Is reading Marx and other economic or social authors like him worth the time? It all feels a bit abstract and pointless. Reading about grand theories for something that may happen, if the circumstances are right, some time. Feel like divination or augury.
>is reading [...] worth the time
nah books are shit
>>9512471
Marx's work has garnered responses from most of the world's greatest minds. You're doing a disservice to yourself if you neglect to read what he wrote
>>9512471
marx is one of the few political/economic authors you should read if only because of the criticisms it levels at modernity, which go deeper than materialism. everything else to do with politics is a complete waste of time
>>9512471
At this point, yes. Had a billion people not felt the need to legitimize his retarded ideology, then no. I still can't fathom why people listened to that economic illiterate.
>>9512471
Yes, absolutely. Read Marx, Engels, Lenin and maybe Trotsky.
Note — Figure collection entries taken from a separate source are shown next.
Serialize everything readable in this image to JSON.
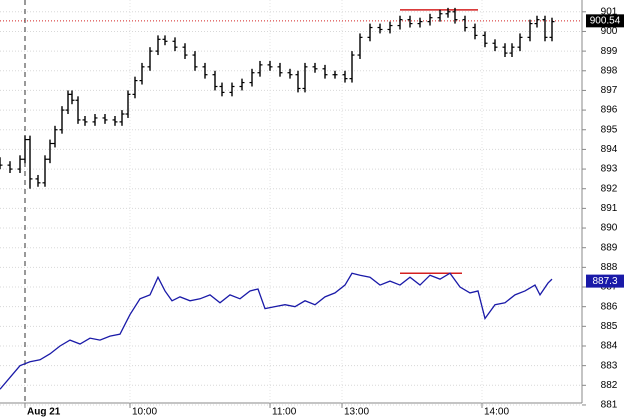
{
  "chart_data": {
    "type": "price",
    "xlim": [
      0,
      116.4
    ],
    "ylim": [
      881.1,
      901.6
    ],
    "xticks": [
      {
        "value": 5,
        "label": "Aug 21"
      },
      {
        "value": 26,
        "label": "10:00"
      },
      {
        "value": 54,
        "label": "11:00"
      },
      {
        "value": 68.4,
        "label": "13:00"
      },
      {
        "value": 96.4,
        "label": "14:00"
      }
    ],
    "yticks": [
      881,
      882,
      883,
      884,
      885,
      886,
      887,
      888,
      889,
      890,
      891,
      892,
      893,
      894,
      895,
      896,
      897,
      898,
      899,
      900,
      901
    ],
    "grid": true,
    "series": [
      {
        "type": "ohlc",
        "color": "#000000",
        "x": [
          0,
          2,
          4,
          5,
          6,
          7.6,
          9,
          10,
          11,
          12.4,
          13.6,
          14.4,
          15.6,
          17,
          19,
          21,
          23,
          24.4,
          25.6,
          27,
          28.4,
          30,
          31.6,
          33,
          35,
          37,
          39,
          41,
          43,
          44.4,
          46.4,
          48.4,
          50.4,
          52,
          54,
          56,
          58,
          59.6,
          61,
          63,
          65,
          67,
          69,
          70.4,
          72,
          74,
          76,
          78,
          80,
          82,
          84,
          86,
          88,
          89.6,
          91,
          93,
          95,
          97,
          99,
          101,
          102.4,
          104,
          106,
          107.4,
          109,
          110.4
        ],
        "open": [
          893.4,
          893.2,
          893.0,
          893.5,
          894.5,
          892.5,
          892.3,
          893.5,
          894.3,
          895,
          896,
          896.8,
          896.5,
          895.5,
          895.4,
          895.6,
          895.5,
          895.4,
          895.8,
          896.8,
          897.5,
          898.2,
          899,
          899.6,
          899.5,
          899.2,
          898.8,
          898.2,
          897.8,
          897.2,
          896.9,
          897.2,
          897.4,
          897.9,
          898.3,
          898.2,
          897.9,
          897.8,
          897.1,
          898.2,
          898.1,
          897.8,
          897.8,
          897.6,
          898.8,
          899.7,
          900.2,
          900.1,
          900.3,
          900.6,
          900.4,
          900.5,
          900.7,
          900.9,
          901.0,
          900.6,
          900.2,
          899.8,
          899.4,
          899.2,
          898.9,
          899.2,
          899.7,
          900.4,
          900.6,
          899.7
        ],
        "high": [
          893.6,
          893.4,
          893.7,
          894.7,
          894.7,
          892.7,
          893.7,
          894.5,
          895.2,
          896.2,
          897.0,
          897.0,
          896.7,
          895.7,
          895.8,
          895.8,
          895.7,
          896.0,
          897.0,
          897.7,
          898.4,
          899.2,
          899.8,
          899.8,
          899.7,
          899.4,
          899.0,
          898.4,
          898.0,
          897.4,
          897.4,
          897.6,
          898.1,
          898.5,
          898.5,
          898.4,
          898.1,
          898.0,
          898.4,
          898.4,
          898.3,
          898.0,
          898.0,
          899.0,
          899.9,
          900.4,
          900.4,
          900.5,
          900.8,
          900.8,
          900.7,
          900.9,
          901.1,
          901.2,
          901.2,
          900.8,
          900.4,
          900.0,
          899.6,
          899.4,
          899.4,
          899.9,
          900.6,
          900.8,
          900.8,
          900.7
        ],
        "low": [
          893.0,
          892.8,
          892.8,
          893.3,
          892.0,
          892.1,
          892.1,
          893.3,
          894.1,
          894.8,
          895.8,
          896.3,
          895.3,
          895.2,
          895.2,
          895.3,
          895.2,
          895.2,
          895.6,
          896.6,
          897.3,
          898.0,
          898.8,
          899.3,
          899.0,
          898.6,
          898.0,
          897.6,
          897.0,
          896.7,
          896.7,
          897.0,
          897.2,
          897.7,
          898.0,
          897.7,
          897.6,
          896.9,
          896.9,
          897.9,
          897.6,
          897.6,
          897.4,
          897.4,
          898.6,
          899.5,
          899.9,
          899.9,
          900.1,
          900.2,
          900.2,
          900.3,
          900.5,
          900.7,
          900.4,
          900.0,
          899.6,
          899.2,
          899.0,
          898.7,
          898.7,
          899.0,
          899.5,
          900.2,
          899.5,
          899.5
        ],
        "close": [
          893.2,
          893.0,
          893.5,
          894.5,
          892.5,
          892.3,
          893.5,
          894.3,
          895,
          896,
          896.8,
          896.5,
          895.5,
          895.4,
          895.6,
          895.5,
          895.4,
          895.8,
          896.8,
          897.5,
          898.2,
          899,
          899.6,
          899.5,
          899.2,
          898.8,
          898.2,
          897.8,
          897.2,
          896.9,
          897.2,
          897.4,
          897.9,
          898.3,
          898.2,
          897.9,
          897.8,
          897.1,
          898.2,
          898.1,
          897.8,
          897.8,
          897.6,
          898.8,
          899.7,
          900.2,
          900.1,
          900.3,
          900.6,
          900.4,
          900.5,
          900.7,
          900.9,
          901.0,
          900.6,
          900.2,
          899.8,
          899.4,
          899.2,
          898.9,
          899.2,
          899.7,
          900.4,
          900.6,
          899.7,
          900.5
        ]
      },
      {
        "type": "line",
        "color": "#1a1aa8",
        "x": [
          0,
          2,
          4,
          6,
          8,
          10,
          12,
          14,
          16,
          18,
          20,
          22,
          24,
          26,
          28,
          30,
          31.6,
          33,
          34.4,
          36,
          38,
          40,
          42,
          44,
          46,
          48,
          50,
          51.6,
          53,
          55,
          57,
          59,
          61,
          63,
          65,
          67,
          69,
          70.4,
          72,
          74,
          76,
          78,
          80,
          82,
          84,
          86,
          88,
          90,
          92,
          94,
          95.6,
          97,
          99,
          101,
          103,
          105,
          107,
          108,
          109.6,
          110.4
        ],
        "values": [
          881.8,
          882.4,
          883,
          883.2,
          883.3,
          883.6,
          884,
          884.3,
          884.1,
          884.4,
          884.3,
          884.5,
          884.6,
          885.6,
          886.4,
          886.6,
          887.5,
          886.8,
          886.3,
          886.5,
          886.3,
          886.4,
          886.6,
          886.2,
          886.6,
          886.4,
          886.8,
          886.9,
          885.9,
          886,
          886.1,
          886,
          886.3,
          886.1,
          886.5,
          886.7,
          887.1,
          887.7,
          887.6,
          887.5,
          887.1,
          887.3,
          887.1,
          887.5,
          887.1,
          887.6,
          887.4,
          887.7,
          887,
          886.7,
          886.8,
          885.4,
          886.1,
          886.2,
          886.6,
          886.8,
          887.1,
          886.6,
          887.2,
          887.4
        ]
      }
    ],
    "markers": [
      {
        "value": 900.54,
        "color": "#000000"
      },
      {
        "value": 887.3,
        "color": "#1a1aa8"
      }
    ],
    "lines": [
      {
        "x": [
          80,
          95.6
        ],
        "value": 901.1,
        "color": "#d42020"
      },
      {
        "x": [
          80,
          92.4
        ],
        "value": 887.7,
        "color": "#d42020"
      }
    ]
  }
}
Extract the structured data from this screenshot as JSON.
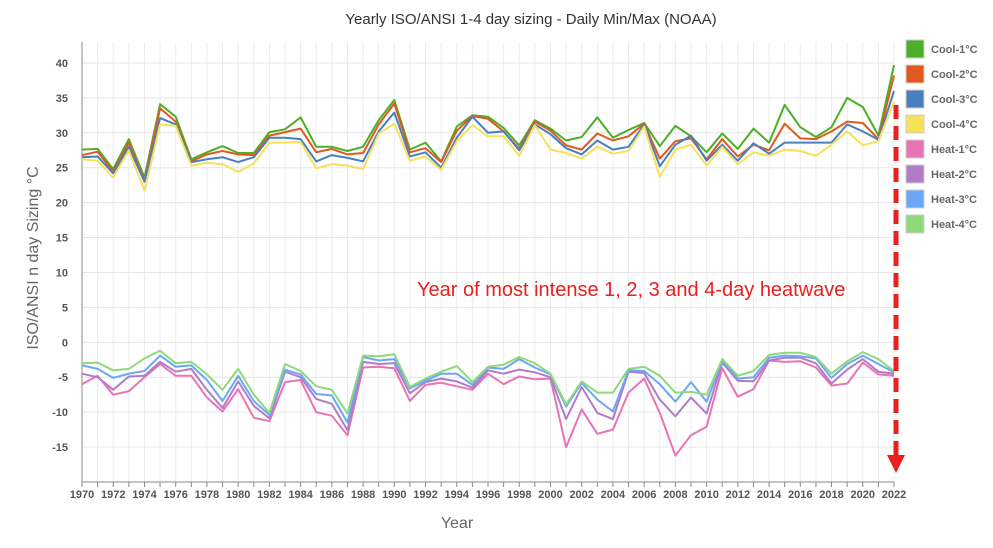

If you're looking into how economics and such works then no, Marx is unempirical "it just makes sense" tier garbage as is Communism as a whole before Deng Xiaoping.
If you're looking at criticisms of the "capitalist system" then go right ahead, he's good for that. Mostly for a look into 19th century views about capitalism as Marx only knows what's common knowledge and what "just makes sense", he doesn't have any special insight into the workings of the system.
It's really not. He doesn't know economics for shit, and what he has said would happen has not happened.
>>9514100
>Marx only knows what's common knowledge and what "just makes sense", he doesn't have any special insight into the workings of the system.
Stop posting anytime.
>>9512600
>not reading machiavelli
>not reading thucydides
>not reading Hobbes, Rosseau et al
embarrassing.
>>9514116
This. What a terrible post that was.
>>9512471
Economic history major here, I'd say it's worth it, but you have to complement it with philosophy and sociology, because a lot of researchers come from a pure economics background and therefore make moronic assumptions/claims.
The only American author I'd recommend is Veblen, and the only one I'm interested in is Alfred Chandler. I'm gonna read The History of Capitalism by Jürgen Kocka this summer, looking forward to it. My professor almost came from recommending it to the seminar.
I'm thinking of making a social sciences or economic history chart. Until then, I recommen:
Veblen - The Instinct of Workmanship
Veblen - Theory of the Leisure Class
Weber - The Protestant Ethic (read it as an hypothesis rather than an investigation)
Aspers & Dodd - Re-Imagining Economic Sociology
Braudel - Civilization and Capitalism (This is great for getting away from the anglo-american way of writing history)
Some book on the history of economic thought. Here you need to actively avoid American authors, because they give too much priority to classical liberalism and free trade. These are of course important topics, but they're far from the only things you need to know.
If you're only going to read one of the things from this list, read Braudel. Three volumes at about 550 pages each make for a lot of reading, but he writes really well (some people dislike his spamming details, but you should realise that they are there for a reason. Braudel doesn't present history, he tells it).
Also, AMA
>>9514390
Does marxism work?
Capital is a massive time investment. Ive yet to meet someone whose read even one volume.
I think a summary or one volume condensation of his thought would be sufficient for most.
>>9514396
Depends on what you mean by "marxism". I'd say a lot of Marx' stuff is like The Protestant Ethic, crap research but interesting to test in other research.
Political Marxism needs a lot of reworking to work. You can't read Marx like the Gospel and apply directly. And abolishing private property will probably never work. But Marxism gave rise to European Social Democracy, which I'd say works as long as you make sure that the conservative value system is never too threatened.